Manisa’nın Alaşehir ilçesinde yer alan Philadelphia kenti, zengin tarihiyle dikkat çeken bir antik yerleşimmiş. M.Ö. 2. yüzyılda Bergama Kralı II. Attalos Philadelphos tarafından kurulan kent, ismini de kurucusundan almış. Roma Dönemi’nde tapınakları ve festivalleriyle “Küçük Atina” olarak anıldığını, Bizans Dönemi’nde de önemli bir piskoposluk merkezi haline geldiğini biliyoruz. Philadelphia kentinden günümüze miras kalan yapılar ve izler, günümüzde Alaşehir Ören Yeri sınırları içinde bulunuyor. Kent merkezinde bulunan Toptepe Akropolisi, tiyatro, tapınak ve stadyum gibi yapılar, arkeolojik açıdan büyük önem taşıyor. Akropoldeki Erken Roma Dönemi’ne tarihlenen tiyatronun ve sahne binasının kalıntılarını bugün de ören yerinde görmek mümkün.

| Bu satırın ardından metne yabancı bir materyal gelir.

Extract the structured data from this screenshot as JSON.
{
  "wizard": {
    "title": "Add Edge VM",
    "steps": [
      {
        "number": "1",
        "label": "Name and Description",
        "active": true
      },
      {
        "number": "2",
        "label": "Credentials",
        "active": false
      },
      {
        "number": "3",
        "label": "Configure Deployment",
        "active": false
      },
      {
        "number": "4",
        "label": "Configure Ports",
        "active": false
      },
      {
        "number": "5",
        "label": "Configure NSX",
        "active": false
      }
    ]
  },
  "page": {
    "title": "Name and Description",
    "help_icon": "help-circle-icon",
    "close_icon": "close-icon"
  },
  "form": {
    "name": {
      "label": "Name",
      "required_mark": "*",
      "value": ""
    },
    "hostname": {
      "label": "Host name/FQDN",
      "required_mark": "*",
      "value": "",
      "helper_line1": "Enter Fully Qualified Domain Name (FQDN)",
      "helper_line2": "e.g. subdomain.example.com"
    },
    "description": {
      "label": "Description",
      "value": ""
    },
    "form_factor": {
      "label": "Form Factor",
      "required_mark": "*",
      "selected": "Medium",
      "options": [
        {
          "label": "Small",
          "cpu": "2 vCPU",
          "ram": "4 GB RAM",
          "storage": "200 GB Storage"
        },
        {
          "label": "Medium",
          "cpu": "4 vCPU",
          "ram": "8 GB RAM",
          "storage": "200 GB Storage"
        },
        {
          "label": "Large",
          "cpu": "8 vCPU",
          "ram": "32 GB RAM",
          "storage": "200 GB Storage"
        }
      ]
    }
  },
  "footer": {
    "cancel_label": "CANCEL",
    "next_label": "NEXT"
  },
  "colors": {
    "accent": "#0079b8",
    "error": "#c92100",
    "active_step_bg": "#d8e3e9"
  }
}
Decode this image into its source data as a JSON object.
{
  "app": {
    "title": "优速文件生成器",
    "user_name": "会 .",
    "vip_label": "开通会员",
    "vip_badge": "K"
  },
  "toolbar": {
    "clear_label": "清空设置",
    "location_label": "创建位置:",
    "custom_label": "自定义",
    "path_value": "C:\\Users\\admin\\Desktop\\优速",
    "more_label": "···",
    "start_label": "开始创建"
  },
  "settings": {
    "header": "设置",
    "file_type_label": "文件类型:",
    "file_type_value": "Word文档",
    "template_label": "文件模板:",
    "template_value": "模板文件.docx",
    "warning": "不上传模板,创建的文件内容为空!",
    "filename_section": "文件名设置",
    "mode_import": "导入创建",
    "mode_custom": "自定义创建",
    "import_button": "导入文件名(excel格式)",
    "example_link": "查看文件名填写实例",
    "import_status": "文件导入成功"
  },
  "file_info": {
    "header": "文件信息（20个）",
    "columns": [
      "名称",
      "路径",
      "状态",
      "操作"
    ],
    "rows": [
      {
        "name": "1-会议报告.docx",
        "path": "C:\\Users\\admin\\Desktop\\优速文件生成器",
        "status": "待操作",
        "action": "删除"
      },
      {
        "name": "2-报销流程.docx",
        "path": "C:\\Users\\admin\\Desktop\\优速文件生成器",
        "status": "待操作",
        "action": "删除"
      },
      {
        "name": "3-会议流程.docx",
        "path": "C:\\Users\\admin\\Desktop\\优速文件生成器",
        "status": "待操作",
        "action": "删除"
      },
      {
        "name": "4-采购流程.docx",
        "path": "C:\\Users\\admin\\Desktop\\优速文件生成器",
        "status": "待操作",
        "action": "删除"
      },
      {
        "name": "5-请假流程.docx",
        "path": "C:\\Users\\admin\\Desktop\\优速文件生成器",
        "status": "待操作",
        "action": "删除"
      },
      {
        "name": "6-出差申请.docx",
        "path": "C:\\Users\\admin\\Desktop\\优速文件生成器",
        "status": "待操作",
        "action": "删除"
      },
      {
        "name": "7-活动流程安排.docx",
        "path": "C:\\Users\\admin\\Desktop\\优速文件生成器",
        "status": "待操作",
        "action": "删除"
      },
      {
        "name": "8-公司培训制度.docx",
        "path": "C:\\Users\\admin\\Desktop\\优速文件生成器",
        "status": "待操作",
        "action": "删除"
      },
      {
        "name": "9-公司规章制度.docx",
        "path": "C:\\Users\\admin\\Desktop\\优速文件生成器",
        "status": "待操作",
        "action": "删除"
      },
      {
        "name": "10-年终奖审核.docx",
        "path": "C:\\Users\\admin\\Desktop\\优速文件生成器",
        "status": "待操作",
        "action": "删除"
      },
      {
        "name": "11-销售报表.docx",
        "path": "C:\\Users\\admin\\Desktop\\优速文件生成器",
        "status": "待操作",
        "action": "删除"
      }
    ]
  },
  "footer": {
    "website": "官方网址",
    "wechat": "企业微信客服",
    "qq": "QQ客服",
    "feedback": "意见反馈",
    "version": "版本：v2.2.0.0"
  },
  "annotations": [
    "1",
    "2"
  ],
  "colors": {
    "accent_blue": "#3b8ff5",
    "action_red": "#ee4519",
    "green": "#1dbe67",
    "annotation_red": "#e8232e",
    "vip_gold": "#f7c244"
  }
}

Philadelphia, özellikle Hristiyanlık tarihi açısından önemli bir yere sahipmiş. İncil’in Vahiy bölümünde adı geçen Yedi Kilise’den biri olan St. Jean Kilisesi, Ege Bölgesi’nde Hristiyanlığın ilk çağlarında inşa edilmiş en önemli yapılardan biri. Günümüze ulaşan üç anıtsal payesi, kilisenin bir zamanlar görkemli bir yapı olduğunu ispatlıyor. Alaşehir halkının Üçayak olarak adlandırdığı bu kalıntılar, kilisenin dünya çapında tanınan bir inanç turizmi merkezi olmasını sağlamış. Günümüzde kilisenin bulunduğu alan, bir açık hava müzesi şeklinde düzenlenmiş durumda.
Alaşehir’in tarihinin Hristiyanlık döneminden çok daha eski çağlara uzandığını da belirtmek gerek. İlçe merkezinin güneybatısındaki Gavurtepe Höyüğü’nde yapılan kazı çalışmalarında, kentin tarihinin Kalkolitik Çağ’a kadar uzandığı ortaya çıkarılmış. Höyükte bulunan seramikler, bronz iğneler ve mermer idoller, Alaşehir’in binlerce yıllık bir yerleşim geçmişine sahip olduğunu gözler önüne seriyor. Ayrıca, M.Ö. 2000’lere tarihlenen bir megaron yapısı da bu çalışmalarla gün yüzüne çıkarılmış.
Bizans Dönemi’nde sağlam surlarla çevrilmiş olan Philadelphia’nın surları, depremler sebebiyle ağır hasarlar almış ve surların yalnızca bir bölümü günümüze kadar ulaşabilmiş. Depremlerle tahrip olan kent, Roma İmparatorluğu döneminde imparatorun yardımlarıyla hızla toparlanmış ve kısa süreliğine “Neocaesaria” adıyla anılmış. Türkler tarafından fethedildiği 11. yüzyıldan itibaren ise Alaşehir olarak adlandırılmaya başlanmış. Alaşehir Ören Yeri, haftanın her günü 08:00 ile 17:00 saatleri arasında ziyarete açık ve girişler ücretsiz.